Paul himself in Romans 9-11 struggles with these questions as he considers that fate of Israel, the chosen people of God. It is Paul's deep hope and belief that somehow God will provide a way to include the Jewish people. While Paul affirms the exclusivity of Christ as the only way to salvation he also understood that God's heart is for all people and that no one is excluded from God's love. God desires that all people will be reconciled to God. Jesus points to this inclusive heart of God as well:
For God so loved the world that he gave his only Son, so that everyone who believes in him may not perish but may have eternal life.17 Indeed, God did not send the Son into the world to condemn the world, but in order that the world might be saved through him.

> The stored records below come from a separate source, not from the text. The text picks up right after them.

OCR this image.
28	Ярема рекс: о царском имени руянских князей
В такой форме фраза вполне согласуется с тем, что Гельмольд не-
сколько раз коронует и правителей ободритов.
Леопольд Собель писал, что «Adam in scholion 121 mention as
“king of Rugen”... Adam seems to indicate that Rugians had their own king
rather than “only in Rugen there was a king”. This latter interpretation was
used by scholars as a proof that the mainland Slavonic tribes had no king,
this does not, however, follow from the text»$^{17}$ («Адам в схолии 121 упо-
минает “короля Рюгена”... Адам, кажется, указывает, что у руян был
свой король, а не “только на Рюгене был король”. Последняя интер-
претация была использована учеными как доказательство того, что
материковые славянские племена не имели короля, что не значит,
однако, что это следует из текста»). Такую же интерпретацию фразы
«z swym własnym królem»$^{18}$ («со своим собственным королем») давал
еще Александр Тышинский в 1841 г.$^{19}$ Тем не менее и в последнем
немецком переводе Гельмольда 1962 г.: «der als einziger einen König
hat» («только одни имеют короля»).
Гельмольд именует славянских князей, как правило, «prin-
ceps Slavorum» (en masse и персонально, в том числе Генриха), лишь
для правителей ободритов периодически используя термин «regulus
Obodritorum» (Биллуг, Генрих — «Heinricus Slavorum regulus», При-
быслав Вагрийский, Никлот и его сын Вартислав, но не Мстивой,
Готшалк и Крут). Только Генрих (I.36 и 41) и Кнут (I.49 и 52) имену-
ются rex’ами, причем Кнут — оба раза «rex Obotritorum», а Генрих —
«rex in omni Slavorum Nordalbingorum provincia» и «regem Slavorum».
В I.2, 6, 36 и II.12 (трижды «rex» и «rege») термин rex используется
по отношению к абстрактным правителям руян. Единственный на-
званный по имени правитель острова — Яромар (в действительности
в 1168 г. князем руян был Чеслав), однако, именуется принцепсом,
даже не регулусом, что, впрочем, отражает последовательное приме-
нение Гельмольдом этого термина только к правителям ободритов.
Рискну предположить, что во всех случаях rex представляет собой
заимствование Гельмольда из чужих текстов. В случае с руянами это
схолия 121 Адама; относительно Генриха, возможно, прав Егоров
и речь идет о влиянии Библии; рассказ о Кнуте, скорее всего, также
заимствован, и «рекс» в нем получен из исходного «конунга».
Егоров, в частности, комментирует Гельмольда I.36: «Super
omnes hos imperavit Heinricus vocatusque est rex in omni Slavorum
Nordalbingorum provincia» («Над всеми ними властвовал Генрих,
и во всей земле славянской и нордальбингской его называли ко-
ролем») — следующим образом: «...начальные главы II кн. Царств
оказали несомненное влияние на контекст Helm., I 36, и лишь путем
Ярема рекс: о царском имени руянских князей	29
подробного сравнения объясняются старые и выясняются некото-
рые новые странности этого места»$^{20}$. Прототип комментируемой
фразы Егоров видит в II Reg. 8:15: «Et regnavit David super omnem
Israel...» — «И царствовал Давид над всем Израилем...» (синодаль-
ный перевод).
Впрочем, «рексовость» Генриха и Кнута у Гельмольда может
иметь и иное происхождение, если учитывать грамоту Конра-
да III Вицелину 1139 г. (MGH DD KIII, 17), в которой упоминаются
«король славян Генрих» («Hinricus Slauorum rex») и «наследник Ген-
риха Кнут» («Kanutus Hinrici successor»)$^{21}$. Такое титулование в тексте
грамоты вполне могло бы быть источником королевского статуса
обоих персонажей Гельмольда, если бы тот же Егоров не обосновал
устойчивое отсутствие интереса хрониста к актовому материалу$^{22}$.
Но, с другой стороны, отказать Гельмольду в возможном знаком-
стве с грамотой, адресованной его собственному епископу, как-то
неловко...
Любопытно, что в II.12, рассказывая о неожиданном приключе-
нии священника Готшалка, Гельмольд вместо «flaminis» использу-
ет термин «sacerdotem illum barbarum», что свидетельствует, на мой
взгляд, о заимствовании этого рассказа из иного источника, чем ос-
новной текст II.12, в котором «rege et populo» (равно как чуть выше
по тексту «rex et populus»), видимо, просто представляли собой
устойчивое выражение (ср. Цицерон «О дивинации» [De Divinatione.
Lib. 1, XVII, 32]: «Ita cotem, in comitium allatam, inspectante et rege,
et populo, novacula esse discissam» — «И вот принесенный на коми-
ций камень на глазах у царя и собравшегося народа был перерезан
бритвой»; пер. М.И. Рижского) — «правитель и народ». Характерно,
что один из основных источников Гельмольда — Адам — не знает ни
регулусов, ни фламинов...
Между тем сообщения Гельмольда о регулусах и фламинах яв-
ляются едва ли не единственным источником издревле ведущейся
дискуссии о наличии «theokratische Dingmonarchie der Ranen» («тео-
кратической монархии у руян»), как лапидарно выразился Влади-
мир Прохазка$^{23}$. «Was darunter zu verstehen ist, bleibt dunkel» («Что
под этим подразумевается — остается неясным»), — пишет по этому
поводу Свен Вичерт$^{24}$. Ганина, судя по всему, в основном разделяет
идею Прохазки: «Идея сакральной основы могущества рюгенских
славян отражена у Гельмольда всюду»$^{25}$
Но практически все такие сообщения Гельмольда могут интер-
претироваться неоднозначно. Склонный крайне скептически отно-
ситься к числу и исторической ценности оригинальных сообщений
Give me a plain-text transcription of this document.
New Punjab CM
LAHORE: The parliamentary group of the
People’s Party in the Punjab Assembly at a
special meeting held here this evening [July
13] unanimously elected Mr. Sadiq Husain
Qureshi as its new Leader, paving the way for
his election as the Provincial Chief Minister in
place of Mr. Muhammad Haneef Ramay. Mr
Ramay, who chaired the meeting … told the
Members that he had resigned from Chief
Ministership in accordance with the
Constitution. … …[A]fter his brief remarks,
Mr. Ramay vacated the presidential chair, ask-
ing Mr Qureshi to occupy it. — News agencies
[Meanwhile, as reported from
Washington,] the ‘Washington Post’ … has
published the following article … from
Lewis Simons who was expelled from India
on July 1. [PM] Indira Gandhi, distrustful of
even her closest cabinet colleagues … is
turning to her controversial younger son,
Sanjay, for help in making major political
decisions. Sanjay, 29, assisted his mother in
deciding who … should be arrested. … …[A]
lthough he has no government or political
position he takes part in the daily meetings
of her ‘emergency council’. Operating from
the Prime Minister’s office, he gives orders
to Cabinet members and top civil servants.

John 3:16-17
The heart of the gospel is expressed in this passage. Jesus came to save and God's heart is for the whole world, not just for a few. So what do we do with all of this? Do we continue to maintain that only through Christ and only to those who believe that salvation can happen? Or do we somehow believe that God's plan will eventually include all people and the whole creation?
Ultimately we all have to sort this out for ourselves and in relation to how we live in the world. Do we aggressively evangelize people from other faith traditions? Do we keep our faith to ourselves and hope for the best? I believe in the promise that through Christ I am saved. I believe that because of Christ's death and resurrection, God offers to all people the gift of grace and mercy. I have accepted the gift and I have received the promise. I trust the promise and strive to live my life in response to it. But it is not for me to know or decide about the salvation status of anyone else. Salvation is God's business. I know the promise is real and true but after that God is God and I am not. As Jesus tells the disciples immediately before his ascension:
So when they had come together, they asked him, “Lord, is this the time when you will restore the kingdom to Israel?”7He replied, “It is not for you to know the times or periods that the Father has set by his own authority." Acts 1:6-7
As much as we might want to know what happens outside of the promise of Christ it is simply not for us to know. God will handle it. We must simply trust the promise given as a free gift of grace and share the love of God, first given to us, with the world. For now, that is enough.